General A. I. Gusev headed the aviation group. It included N. N. Polikarpov, A.S. Yakovlev, V.P. Kuznetsov, A.D. Shvetsov, I.F. Petrov, P.V. Dement'yev, and S.P. Suprun, among others. As it was agreed, the German Air Ministry showed the majority of aircraft industry enterprises to the Soviet specialists. In just over a month, the delegation's members traveled all around the country, visited the production factories of Junkers (Dessau), Messerschmitt (Regensburg, Augsburg), Henschel (Berlin), Focke-Wulf (Bremen), Heinkel (Rostock), Arado (Brandenburg), Blohm und Voss (Hamburg), Dornier (Friedrichshaven), and Bucker (Ransdorf). They familiarized themselves with the engine production of BMW (Munich), Junkers (Dessau), Hirt, Argus and Bramo (all three in Berlin); visited factories making propellers (VDM, Schwarz plant), radiators for water-cooled engines (Behr plant), crankshafts (Krupp in Essen), piston rings (Goetze plant in Cologne), bearings (Admos plant), instruments (Aska-nia, Bosch, Siemens, Lorenz, and so on), aircraft armaments (Henschel, Siemens, IG Farben Industry), rubber and Plexiglas products (Continental plant, Plexiglas factory in Darmstadt); and visited the Scientific Research Aviation Institute in Goettingen and the Luftwaffe Scientific Testing Center in Rechlin.8 And this is not the entire list...

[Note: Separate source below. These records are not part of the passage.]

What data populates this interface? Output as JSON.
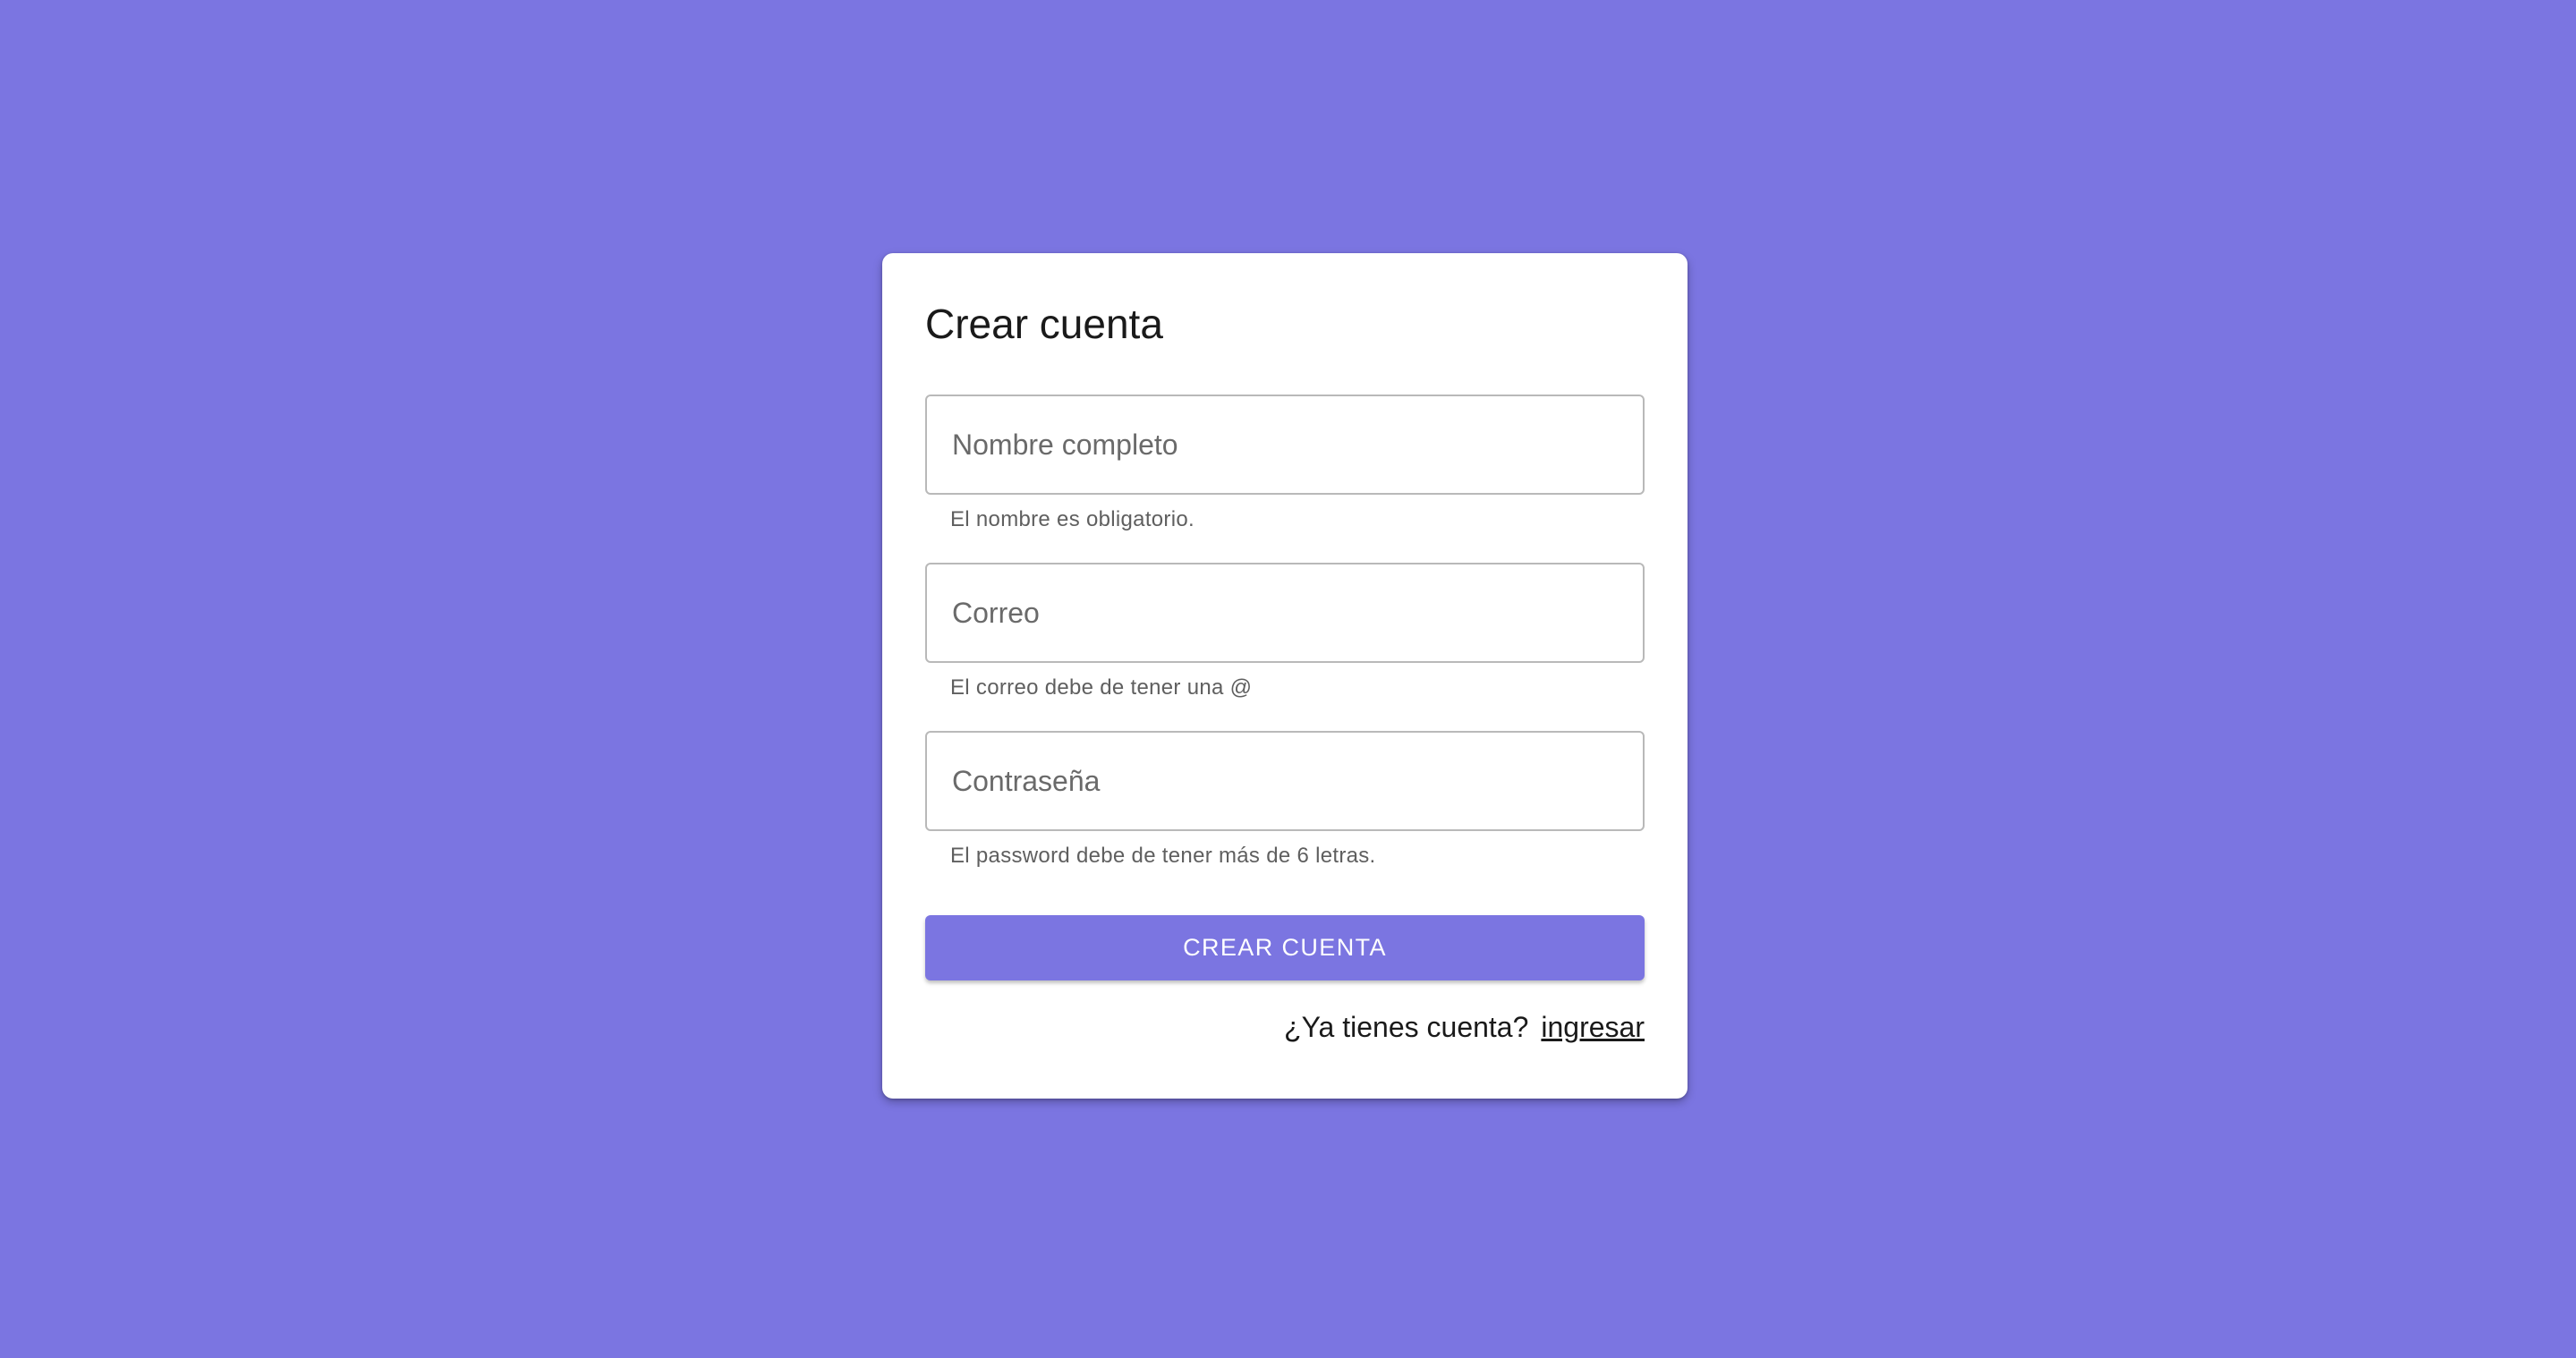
{
  "form": {
    "title": "Crear cuenta",
    "fields": [
      {
        "placeholder": "Nombre completo",
        "helper": "El nombre es obligatorio."
      },
      {
        "placeholder": "Correo",
        "helper": "El correo debe de tener una @"
      },
      {
        "placeholder": "Contraseña",
        "helper": "El password debe de tener más de 6 letras."
      }
    ],
    "submit_label": "Crear cuenta",
    "footer_text": "¿Ya tienes cuenta?",
    "login_link": "ingresar"
  },
  "colors": {
    "background": "#7b75e1",
    "button": "#7b75e1",
    "card": "#ffffff"
  }
}
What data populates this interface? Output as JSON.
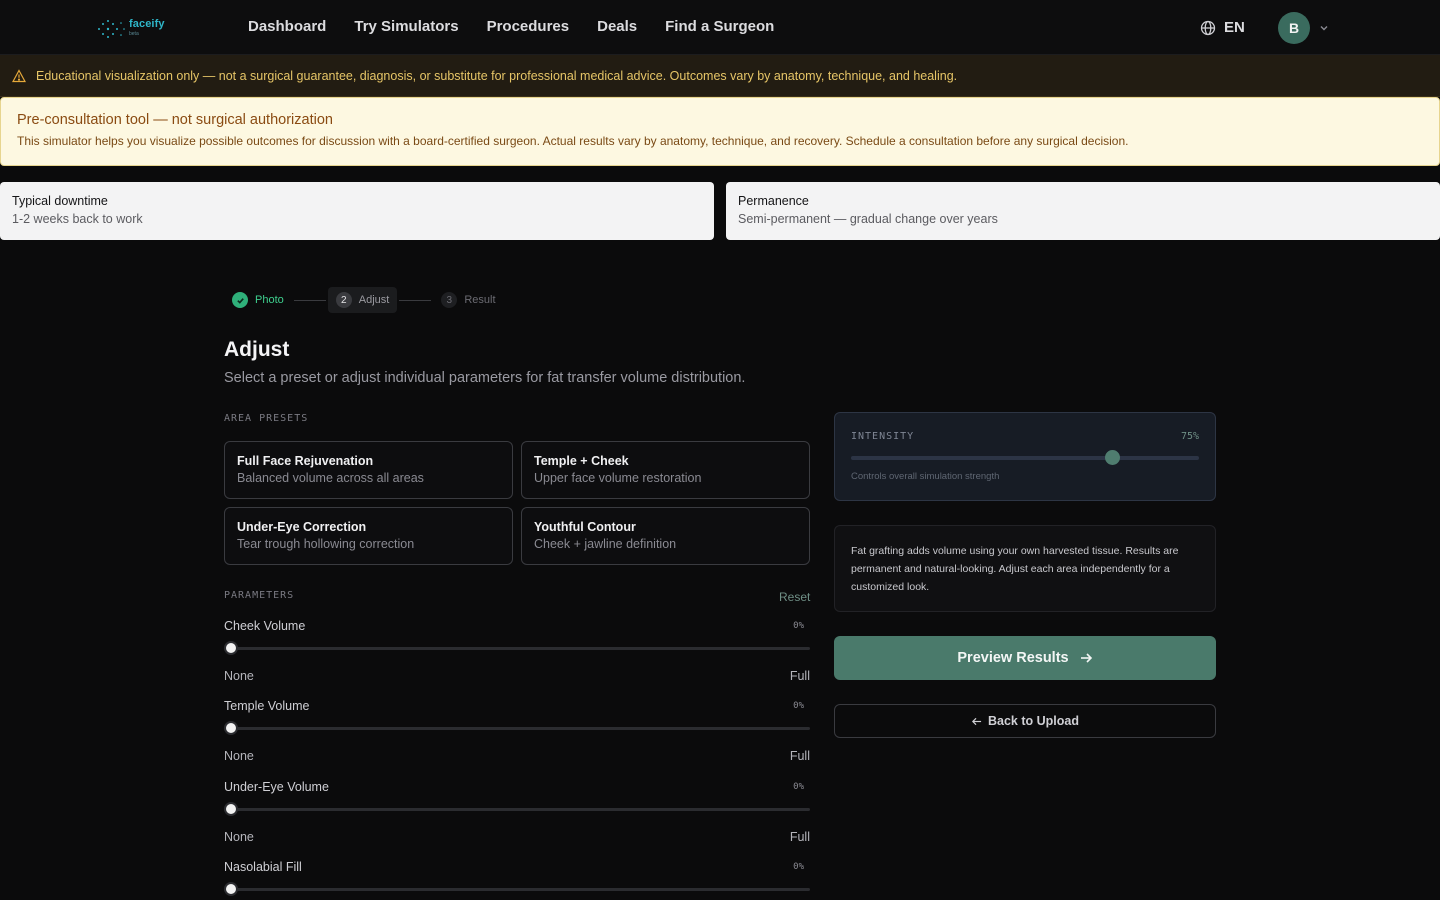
{
  "brand": {
    "name": "faceify",
    "tagline": "beta"
  },
  "nav": {
    "links": [
      "Dashboard",
      "Try Simulators",
      "Procedures",
      "Deals",
      "Find a Surgeon"
    ],
    "language": "EN",
    "avatar_initial": "B"
  },
  "disclaimer": "Educational visualization only — not a surgical guarantee, diagnosis, or substitute for professional medical advice. Outcomes vary by anatomy, technique, and healing.",
  "preconsult": {
    "title": "Pre-consultation tool — not surgical authorization",
    "body": "This simulator helps you visualize possible outcomes for discussion with a board-certified surgeon. Actual results vary by anatomy, technique, and recovery. Schedule a consultation before any surgical decision."
  },
  "info_cards": [
    {
      "label": "Typical downtime",
      "value": "1-2 weeks back to work"
    },
    {
      "label": "Permanence",
      "value": "Semi-permanent — gradual change over years"
    }
  ],
  "stepper": [
    {
      "label": "Photo",
      "state": "done",
      "number": ""
    },
    {
      "label": "Adjust",
      "state": "active",
      "number": "2"
    },
    {
      "label": "Result",
      "state": "todo",
      "number": "3"
    }
  ],
  "page": {
    "title": "Adjust",
    "subtitle": "Select a preset or adjust individual parameters for fat transfer volume distribution."
  },
  "presets": {
    "section_label": "AREA PRESETS",
    "items": [
      {
        "title": "Full Face Rejuvenation",
        "subtitle": "Balanced volume across all areas"
      },
      {
        "title": "Temple + Cheek",
        "subtitle": "Upper face volume restoration"
      },
      {
        "title": "Under-Eye Correction",
        "subtitle": "Tear trough hollowing correction"
      },
      {
        "title": "Youthful Contour",
        "subtitle": "Cheek + jawline definition"
      }
    ]
  },
  "parameters": {
    "section_label": "PARAMETERS",
    "reset_label": "Reset",
    "items": [
      {
        "name": "Cheek Volume",
        "value": "0%",
        "level": 0,
        "min_label": "None",
        "max_label": "Full"
      },
      {
        "name": "Temple Volume",
        "value": "0%",
        "level": 0,
        "min_label": "None",
        "max_label": "Full"
      },
      {
        "name": "Under-Eye Volume",
        "value": "0%",
        "level": 0,
        "min_label": "None",
        "max_label": "Full"
      },
      {
        "name": "Nasolabial Fill",
        "value": "0%",
        "level": 0,
        "min_label": "",
        "max_label": ""
      }
    ]
  },
  "intensity": {
    "label": "INTENSITY",
    "value": "75%",
    "level": 0.75,
    "hint": "Controls overall simulation strength"
  },
  "note": "Fat grafting adds volume using your own harvested tissue. Results are permanent and natural-looking. Adjust each area independently for a customized look.",
  "buttons": {
    "preview": "Preview Results",
    "back": "Back to Upload"
  },
  "colors": {
    "accent": "#4a7a6b",
    "success": "#2fb07a",
    "warning_text": "#e6c567"
  }
}
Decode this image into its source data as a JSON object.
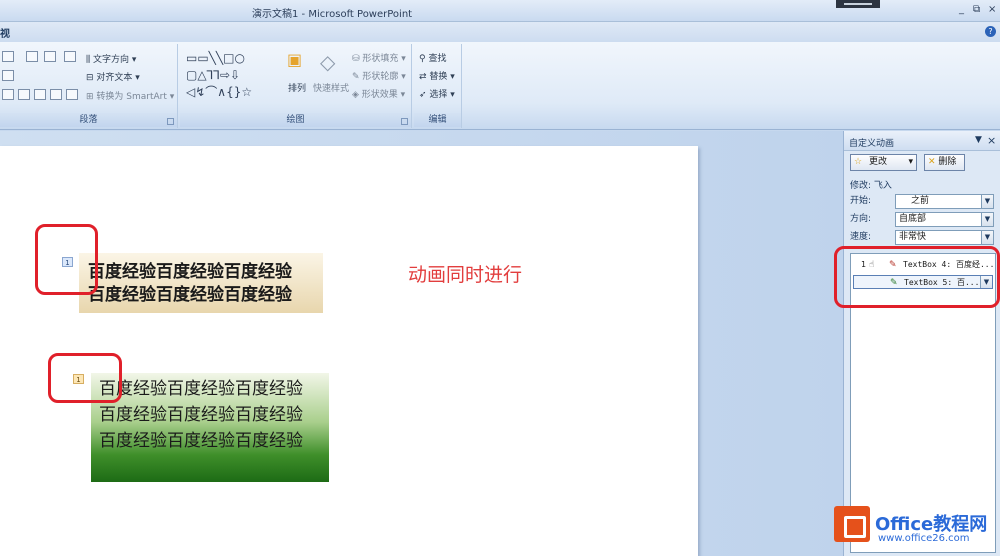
{
  "window": {
    "title": "演示文稿1 - Microsoft PowerPoint",
    "controls": [
      "_",
      "⧉",
      "×"
    ]
  },
  "tabs": {
    "partial_tab": "视",
    "help": "?"
  },
  "ribbon": {
    "paragraph": {
      "label": "段落",
      "text_direction": "文字方向",
      "align_text": "对齐文本",
      "convert_smartart": "转换为 SmartArt"
    },
    "drawing": {
      "label": "绘图",
      "arrange": "排列",
      "quick_styles": "快速样式",
      "shape_fill": "形状填充",
      "shape_outline": "形状轮廓",
      "shape_effects": "形状效果"
    },
    "editing": {
      "label": "编辑",
      "find": "查找",
      "replace": "替换",
      "select": "选择"
    }
  },
  "slide": {
    "tag1": "1",
    "tag2": "1",
    "textbox1_lines": [
      "百度经验百度经验百度经验",
      "百度经验百度经验百度经验"
    ],
    "textbox2_lines": [
      "百度经验百度经验百度经验",
      "百度经验百度经验百度经验",
      "百度经验百度经验百度经验"
    ],
    "note": "动画同时进行",
    "colors": {
      "note": "#e23d3d",
      "highlight": "#e0202a"
    }
  },
  "taskpane": {
    "title": "自定义动画",
    "change_button": "更改",
    "delete_button": "删除",
    "modify_label": "修改: 飞入",
    "start_label": "开始:",
    "start_value": "之前",
    "direction_label": "方向:",
    "direction_value": "自底部",
    "speed_label": "速度:",
    "speed_value": "非常快",
    "items": [
      {
        "num": "1",
        "label": "TextBox 4: 百度经..."
      },
      {
        "num": "",
        "label": "TextBox 5: 百..."
      }
    ]
  },
  "watermark": {
    "title": "Office教程网",
    "url": "www.office26.com"
  }
}
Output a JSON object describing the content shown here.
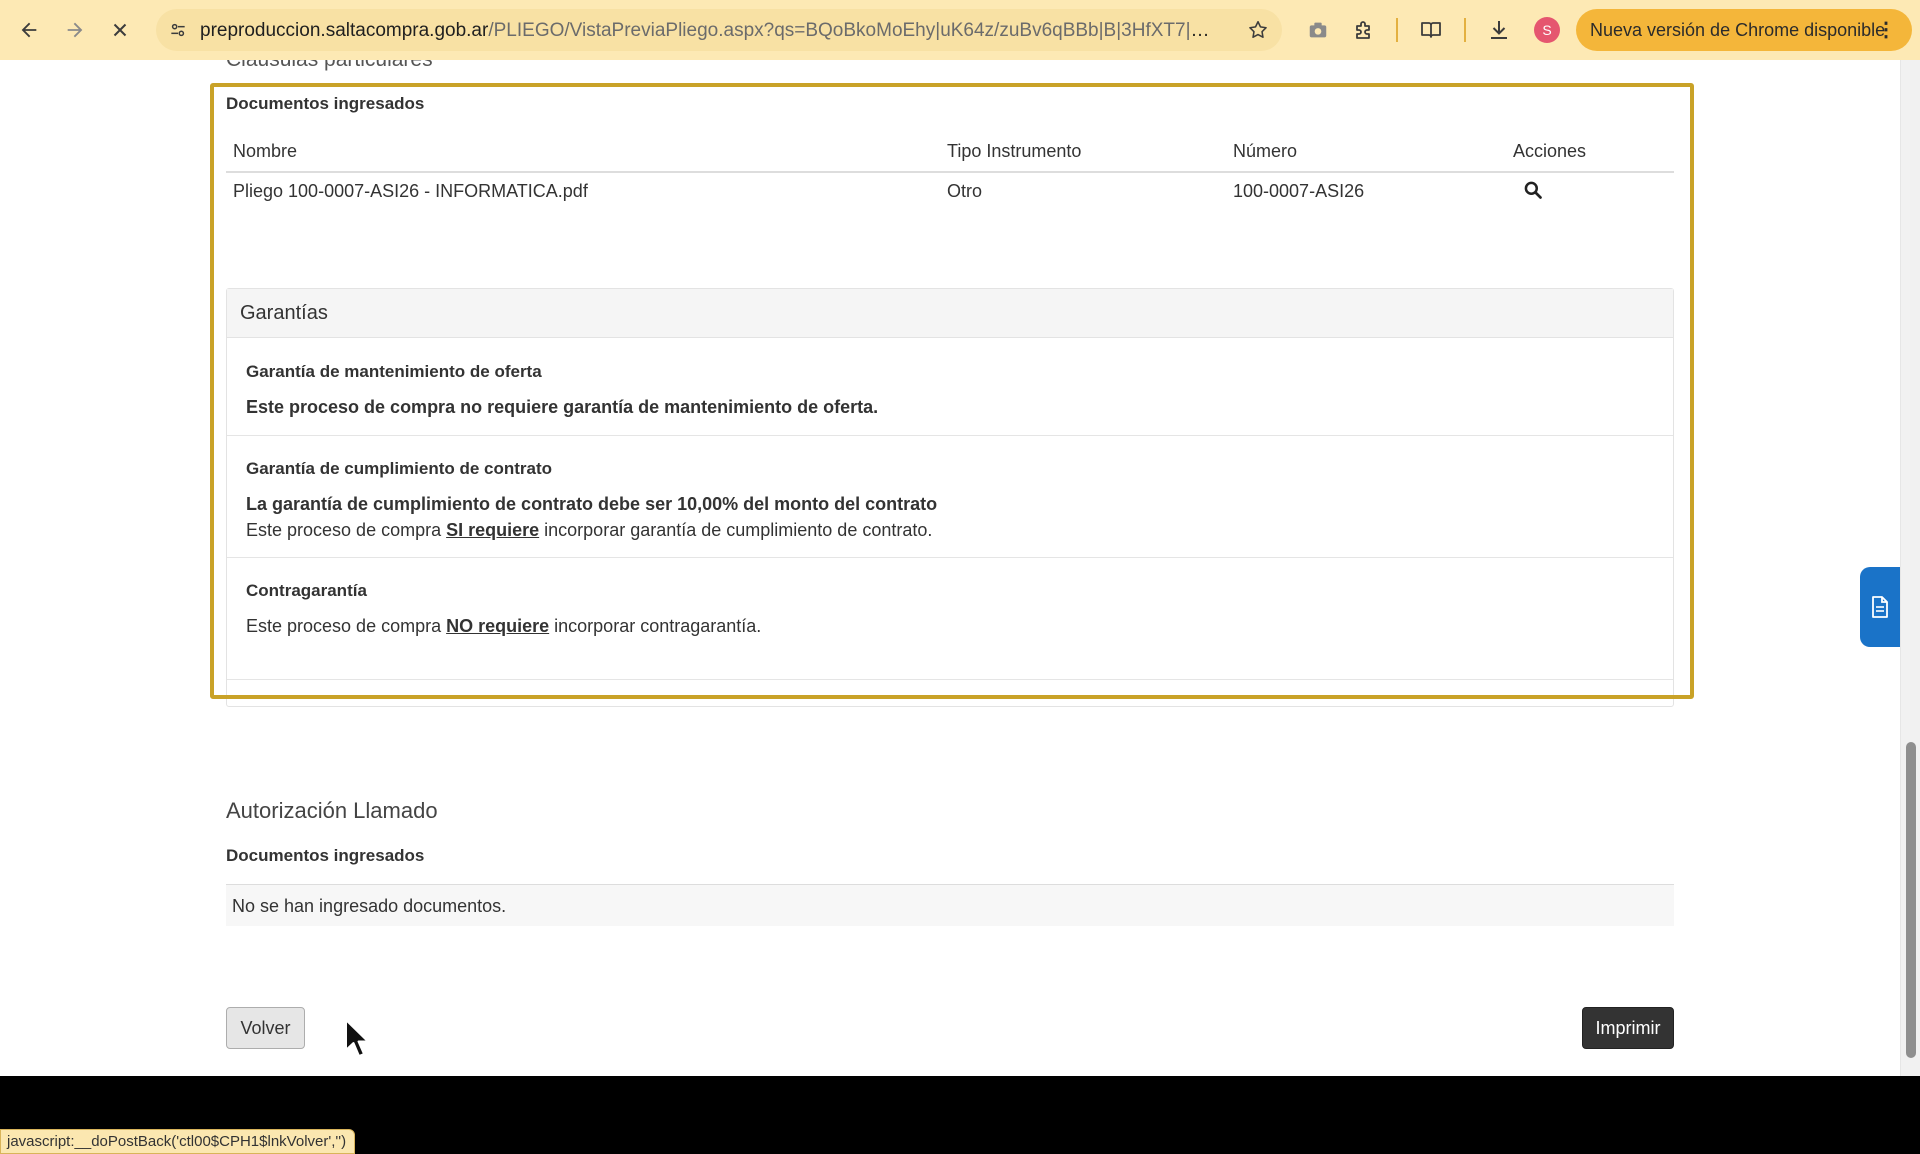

Just as the Germans hoped, the Soviet aircraft engineers highly appreciated the things they had seen in Germany. During a 27 December 1939 conference of the Technical Council of the People's Commissariat of the Aviation Industry, N. N. Polikarpov said "the German aircraft industry had taken a big step forward and had emerged in first place in the world". Not only the high quality of the German aircraft, but also the rates of their production worried Soviet leaders. In the opinion of L F. Petrov, Deputy Chief of the Air Forces Scientific Research Institute, German factories together with enterprises in occupied Poland and Czechoslovakia could, if necessary, produce 2500-3000 airplanes a month, more by a factor of three than the Soviet capability. (As it turned out later, this was an inflated estimate. During all of 1940, the Germans built 10,826 airplanes, including 7103 combat types. Prior to invading the Soviet Union, the Nazis accelerated the work of the aircraft industry and reached a production peak of 1174 airplanes in March 1941, whereupon production began decreasing. As a comparison, in 1940, the Soviet Union built 10,565 airplanes, including 8331 combat aircraft.)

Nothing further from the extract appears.